Medical Care Costs
Bonus: Payment chosen by you that must be made monthly to the company providing your medical coverage.
Deductible: How much you have to pay for covered medical services before your insurance company pays.
Copayments and co-insurance: The payments you make every time you receive a medical service after you reach your deductible.
Maximum out-of-pocket costs: The maximum you have to pay for covered services in a year. After reaching this amount, the insurance company pays 100% for covered services.
Characteristics of the plans in the Health Market that you must take into account before making the choice of your plan. The plans appear in 4 “metal” categories: Bronze, Silver, Gold and Platinum. The categories are based on how you and the health plan share the total cost of your health care.
The categories with the highest premiums are the Gold Plan and the Platinum Plan that pay more than their total health care costs. Categories with lower premiums, such as Bronze and Silver Plans that pay less than their total cost.
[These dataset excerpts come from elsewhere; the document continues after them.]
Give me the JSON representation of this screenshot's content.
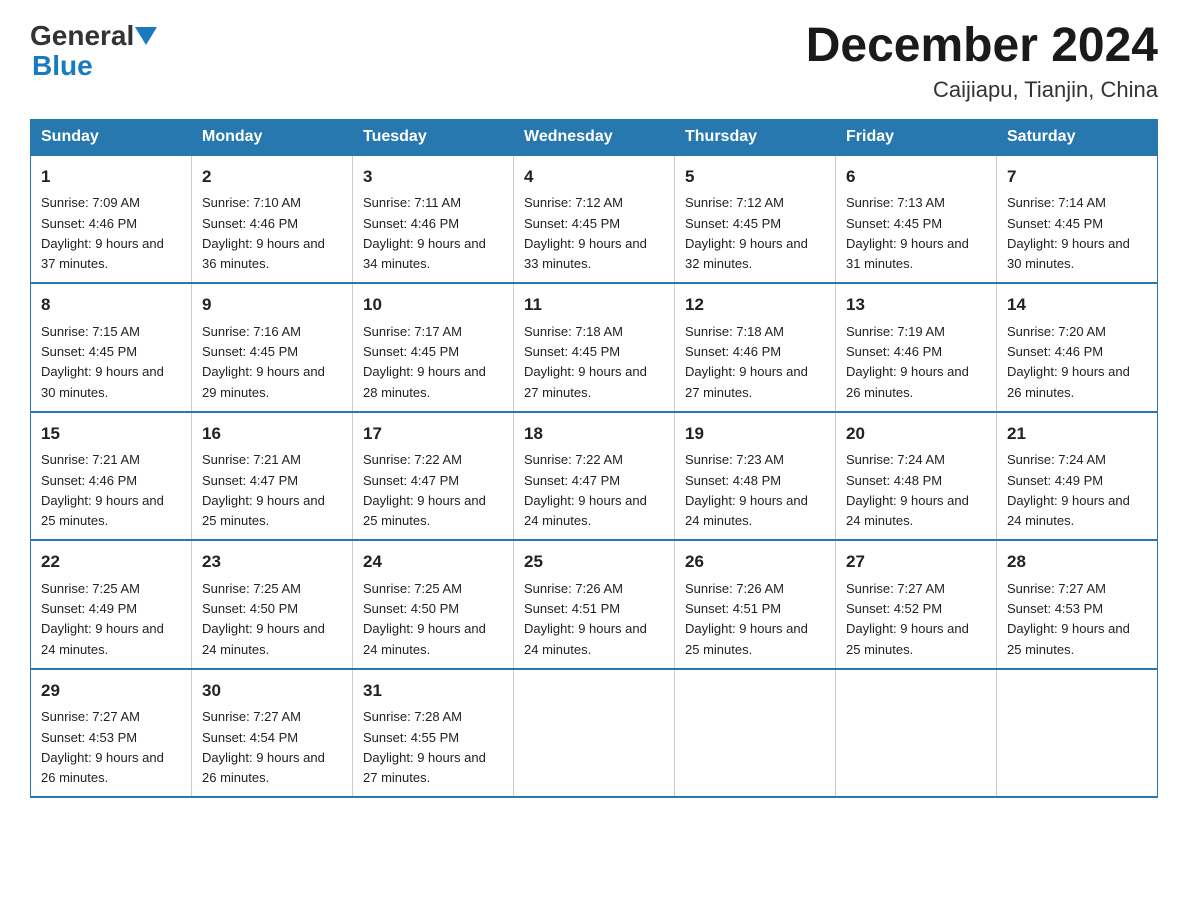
{
  "header": {
    "logo_general": "General",
    "logo_blue": "Blue",
    "title": "December 2024",
    "subtitle": "Caijiapu, Tianjin, China"
  },
  "weekdays": [
    "Sunday",
    "Monday",
    "Tuesday",
    "Wednesday",
    "Thursday",
    "Friday",
    "Saturday"
  ],
  "weeks": [
    [
      {
        "day": "1",
        "sunrise": "7:09 AM",
        "sunset": "4:46 PM",
        "daylight": "9 hours and 37 minutes."
      },
      {
        "day": "2",
        "sunrise": "7:10 AM",
        "sunset": "4:46 PM",
        "daylight": "9 hours and 36 minutes."
      },
      {
        "day": "3",
        "sunrise": "7:11 AM",
        "sunset": "4:46 PM",
        "daylight": "9 hours and 34 minutes."
      },
      {
        "day": "4",
        "sunrise": "7:12 AM",
        "sunset": "4:45 PM",
        "daylight": "9 hours and 33 minutes."
      },
      {
        "day": "5",
        "sunrise": "7:12 AM",
        "sunset": "4:45 PM",
        "daylight": "9 hours and 32 minutes."
      },
      {
        "day": "6",
        "sunrise": "7:13 AM",
        "sunset": "4:45 PM",
        "daylight": "9 hours and 31 minutes."
      },
      {
        "day": "7",
        "sunrise": "7:14 AM",
        "sunset": "4:45 PM",
        "daylight": "9 hours and 30 minutes."
      }
    ],
    [
      {
        "day": "8",
        "sunrise": "7:15 AM",
        "sunset": "4:45 PM",
        "daylight": "9 hours and 30 minutes."
      },
      {
        "day": "9",
        "sunrise": "7:16 AM",
        "sunset": "4:45 PM",
        "daylight": "9 hours and 29 minutes."
      },
      {
        "day": "10",
        "sunrise": "7:17 AM",
        "sunset": "4:45 PM",
        "daylight": "9 hours and 28 minutes."
      },
      {
        "day": "11",
        "sunrise": "7:18 AM",
        "sunset": "4:45 PM",
        "daylight": "9 hours and 27 minutes."
      },
      {
        "day": "12",
        "sunrise": "7:18 AM",
        "sunset": "4:46 PM",
        "daylight": "9 hours and 27 minutes."
      },
      {
        "day": "13",
        "sunrise": "7:19 AM",
        "sunset": "4:46 PM",
        "daylight": "9 hours and 26 minutes."
      },
      {
        "day": "14",
        "sunrise": "7:20 AM",
        "sunset": "4:46 PM",
        "daylight": "9 hours and 26 minutes."
      }
    ],
    [
      {
        "day": "15",
        "sunrise": "7:21 AM",
        "sunset": "4:46 PM",
        "daylight": "9 hours and 25 minutes."
      },
      {
        "day": "16",
        "sunrise": "7:21 AM",
        "sunset": "4:47 PM",
        "daylight": "9 hours and 25 minutes."
      },
      {
        "day": "17",
        "sunrise": "7:22 AM",
        "sunset": "4:47 PM",
        "daylight": "9 hours and 25 minutes."
      },
      {
        "day": "18",
        "sunrise": "7:22 AM",
        "sunset": "4:47 PM",
        "daylight": "9 hours and 24 minutes."
      },
      {
        "day": "19",
        "sunrise": "7:23 AM",
        "sunset": "4:48 PM",
        "daylight": "9 hours and 24 minutes."
      },
      {
        "day": "20",
        "sunrise": "7:24 AM",
        "sunset": "4:48 PM",
        "daylight": "9 hours and 24 minutes."
      },
      {
        "day": "21",
        "sunrise": "7:24 AM",
        "sunset": "4:49 PM",
        "daylight": "9 hours and 24 minutes."
      }
    ],
    [
      {
        "day": "22",
        "sunrise": "7:25 AM",
        "sunset": "4:49 PM",
        "daylight": "9 hours and 24 minutes."
      },
      {
        "day": "23",
        "sunrise": "7:25 AM",
        "sunset": "4:50 PM",
        "daylight": "9 hours and 24 minutes."
      },
      {
        "day": "24",
        "sunrise": "7:25 AM",
        "sunset": "4:50 PM",
        "daylight": "9 hours and 24 minutes."
      },
      {
        "day": "25",
        "sunrise": "7:26 AM",
        "sunset": "4:51 PM",
        "daylight": "9 hours and 24 minutes."
      },
      {
        "day": "26",
        "sunrise": "7:26 AM",
        "sunset": "4:51 PM",
        "daylight": "9 hours and 25 minutes."
      },
      {
        "day": "27",
        "sunrise": "7:27 AM",
        "sunset": "4:52 PM",
        "daylight": "9 hours and 25 minutes."
      },
      {
        "day": "28",
        "sunrise": "7:27 AM",
        "sunset": "4:53 PM",
        "daylight": "9 hours and 25 minutes."
      }
    ],
    [
      {
        "day": "29",
        "sunrise": "7:27 AM",
        "sunset": "4:53 PM",
        "daylight": "9 hours and 26 minutes."
      },
      {
        "day": "30",
        "sunrise": "7:27 AM",
        "sunset": "4:54 PM",
        "daylight": "9 hours and 26 minutes."
      },
      {
        "day": "31",
        "sunrise": "7:28 AM",
        "sunset": "4:55 PM",
        "daylight": "9 hours and 27 minutes."
      },
      null,
      null,
      null,
      null
    ]
  ]
}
Remember that the cost of the plans also has a price variation not only for the category of the plan but also for the number of members that make up the family, the dependents and the income of the family group.
It is advisable that you get a Bronze plan if you do not expect to use medical services on a regular basis and do not take prescription medications on a regular basis. These plans may have very low monthly premiums, but they have high deductibles and pay less of the costs when you need medical care.
Silver plans can be a good option. If you qualify for additional savings (“cost-sharing reductions”), your deductible will be lower and you will pay less each time you receive care.
If you expect to make many visits to the doctor’s office or need prescriptions regularly, the best option would be to acquire a Gold plan or a Platinum Plan. These plans usually have higher monthly premiums, but pay more of your costs when you need health care.